Security Model
Ephos is designed around a Zero-Knowledge, Zero-Trust, Zero-Access philosophy. This means we do not trust our own servers with your raw credentials (Zero-Knowledge), we do not trust autonomous agents with unconstrained access (Zero-Trust), and backend administrators have no persistent access mechanism for inspecting your plaintext credentials at rest (Zero-Access).
Zero-Knowledge Vault (Storage Layer)
When you register a Phantom Key, your browser encrypts the data locally using your Master Passphrase. These encrypted payloads are stored in the Zero-Knowledge Vault as opaque blobs. Because Ephos never receives your passphrase or your unencrypted keys, your data remains secure even in the event of a full database exfiltration.
Ephos Enclave (Execution Layer)
During a proxy request, your secret is retrieved from the vault and decrypted *only* into the Ephemeral Memory of an isolated Ephos Enclave. This momentary, stateless lifecycle is known as Ephemeral Execution—ensuring secrets exist in plaintext only for the milliseconds required to make an outbound call. While these secrets are stored in our Zero-Knowledge Vault for your convenience, they are encrypted with your Master Passphrase before storage. This ensures that only you (via your browser) or the Ephos Enclave (via the Token Secret) can ever view the raw plaintext. Ephos administrators and infrastructure providers have zero access to the underlying keys.
Delegated Identity (NHI)
Ephos decouples the Delegated Identity (Ephos Token + Token Secret) from the Phantom Key (Encrypted API Credentials). When you delegate access to an agent, your browser re-encrypts the Phantom Key using a unique Token Secret. This architecture ensures that even in the event of a total database exfiltration, your credentials remain secure because your Token Secrets exist only locally in your dashboard or within your agent's environment. The only time these secrets enter the Ephos infrastructure is during the momentary request lifecycle inside the isolated Ephos Enclave.
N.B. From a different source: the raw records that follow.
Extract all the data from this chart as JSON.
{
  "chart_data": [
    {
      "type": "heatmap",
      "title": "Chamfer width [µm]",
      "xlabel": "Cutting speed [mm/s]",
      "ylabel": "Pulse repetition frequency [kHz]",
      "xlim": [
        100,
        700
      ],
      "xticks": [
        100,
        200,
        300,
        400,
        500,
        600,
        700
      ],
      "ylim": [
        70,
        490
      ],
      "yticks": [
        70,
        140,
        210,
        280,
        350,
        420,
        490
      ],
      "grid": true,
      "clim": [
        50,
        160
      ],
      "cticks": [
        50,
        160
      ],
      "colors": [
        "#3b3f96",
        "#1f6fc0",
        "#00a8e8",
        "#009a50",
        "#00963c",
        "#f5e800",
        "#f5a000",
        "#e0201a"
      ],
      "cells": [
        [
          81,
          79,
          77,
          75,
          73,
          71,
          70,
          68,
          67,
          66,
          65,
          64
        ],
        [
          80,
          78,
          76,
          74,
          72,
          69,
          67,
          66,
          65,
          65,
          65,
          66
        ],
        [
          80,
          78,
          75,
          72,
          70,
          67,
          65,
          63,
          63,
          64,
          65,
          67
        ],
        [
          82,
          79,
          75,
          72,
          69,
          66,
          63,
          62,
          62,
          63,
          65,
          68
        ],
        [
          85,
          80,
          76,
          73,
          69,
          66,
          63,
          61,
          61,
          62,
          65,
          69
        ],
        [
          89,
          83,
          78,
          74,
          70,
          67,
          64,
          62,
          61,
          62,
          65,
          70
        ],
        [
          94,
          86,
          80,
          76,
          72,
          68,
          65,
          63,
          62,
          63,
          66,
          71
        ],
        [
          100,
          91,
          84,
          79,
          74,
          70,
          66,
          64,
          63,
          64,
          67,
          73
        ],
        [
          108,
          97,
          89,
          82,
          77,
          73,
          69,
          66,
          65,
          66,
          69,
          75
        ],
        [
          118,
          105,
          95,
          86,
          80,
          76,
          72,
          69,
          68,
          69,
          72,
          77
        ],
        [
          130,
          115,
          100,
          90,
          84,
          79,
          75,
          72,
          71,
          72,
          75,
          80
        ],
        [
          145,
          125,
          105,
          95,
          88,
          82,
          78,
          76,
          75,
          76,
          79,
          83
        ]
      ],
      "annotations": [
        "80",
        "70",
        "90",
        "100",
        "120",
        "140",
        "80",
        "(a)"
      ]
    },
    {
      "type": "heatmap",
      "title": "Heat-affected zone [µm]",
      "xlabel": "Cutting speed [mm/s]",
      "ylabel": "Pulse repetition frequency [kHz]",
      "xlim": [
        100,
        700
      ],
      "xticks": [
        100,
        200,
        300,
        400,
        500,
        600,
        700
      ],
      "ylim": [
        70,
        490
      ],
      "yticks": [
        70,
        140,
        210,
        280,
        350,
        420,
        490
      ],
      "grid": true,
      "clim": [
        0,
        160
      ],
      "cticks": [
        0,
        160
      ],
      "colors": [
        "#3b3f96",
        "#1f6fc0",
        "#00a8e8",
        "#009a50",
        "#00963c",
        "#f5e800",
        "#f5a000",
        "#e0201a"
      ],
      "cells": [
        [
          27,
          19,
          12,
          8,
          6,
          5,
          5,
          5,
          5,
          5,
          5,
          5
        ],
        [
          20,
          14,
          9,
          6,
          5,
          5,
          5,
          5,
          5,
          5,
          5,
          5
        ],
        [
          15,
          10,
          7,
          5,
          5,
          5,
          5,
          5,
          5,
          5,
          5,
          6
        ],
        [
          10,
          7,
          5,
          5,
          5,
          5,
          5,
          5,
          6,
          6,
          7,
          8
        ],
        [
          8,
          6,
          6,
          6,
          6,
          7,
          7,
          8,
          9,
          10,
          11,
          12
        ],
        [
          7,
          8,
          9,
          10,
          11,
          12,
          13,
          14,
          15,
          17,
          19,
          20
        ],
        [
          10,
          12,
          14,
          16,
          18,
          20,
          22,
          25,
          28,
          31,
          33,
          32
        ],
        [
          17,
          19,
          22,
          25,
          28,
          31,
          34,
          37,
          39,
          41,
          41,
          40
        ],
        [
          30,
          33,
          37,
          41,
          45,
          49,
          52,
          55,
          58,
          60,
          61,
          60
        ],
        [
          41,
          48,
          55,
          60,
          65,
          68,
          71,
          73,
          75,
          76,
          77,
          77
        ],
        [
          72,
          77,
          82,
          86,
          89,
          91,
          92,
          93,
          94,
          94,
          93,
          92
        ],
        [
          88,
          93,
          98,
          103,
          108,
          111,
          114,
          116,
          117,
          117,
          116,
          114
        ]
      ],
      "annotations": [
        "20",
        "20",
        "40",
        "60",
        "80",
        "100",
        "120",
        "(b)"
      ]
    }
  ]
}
The Sliding Scale of Security
Ephos is designed to adapt to your specific threat model. We offer two modes of execution depending on your security requirements:
Mode A: Delegated Identity
Method: Persistent Token Secret (ps_xxx)
The standard execution mode. The Token Secret is transmitted via TLS in the request header to authorize the decryption of the associated Phantom Key within the enclave.
- ✅ Stateless execution
- ✅ Direct Header-based Auth
- ⚠️ Secret is transmitted over the wire
Mode B: Zero-Knowledge Autonomy
Plus & Pro Plans Only
Method: One-Time Derived Key (PBKDF2)
The hardened execution mode. A Salt Handshake is used to derive a transient, non-persistent key locally. Long-lived credentials remain isolated from the agent runtime and are not directly exposed during execution.
- ✅ Zero-persistence of secrets
- ✅ Resistant to traffic interception
- ⚠️ Requires Ephos SDK (Dashboard Access)
Intelligent Credential Redaction
Ephos scans every response from target APIs for the presence of your raw secrets. If an API accidentally "echoes" a key back in a response (a common vulnerability), Ephos redacts it before it reaches the agent.
Domain Whitelisting
Ephos Tokens can be restricted to specific hostnames (e.g., api.openai.com).
Even if a token is stolen via prompt injection, it cannot be used to exfiltrate data to unauthorized domains
or probe your private internal network. The proxy layer enforces these boundaries at the network level.
Forensic Auditing
Every execution is recorded in forensic audit logs. While we cannot see your secrets, we maintain a forensic record of which token was used to access which domain, providing full accountability and audit transparency for agent actions.
Human-in-the-Loop (HITL) Approval Flows Coming Soon
Integrating seamlessly with our Zero-Knowledge, Zero-Trust philosophy, the upcoming Human-in-the-Loop (HITL) Approval Flow framework provides an essential safeguard for autonomous agent actions. Rather than granting unconstrained execution agency, administrators can configure granular policy triggers that require multi-party cryptographic authorization.
When an agent requests an operation requiring HITL verification, the Ephos Gateway stages the call in a secure pending state without performing in-memory decryption. A secure challenge is presented to designated human approvers within the dashboard. Only upon explicit human verification does the Gateway derive the decryption key, execute the proxy call within the Ephos Enclave, and record the complete human authorization chain in the forensic audit log.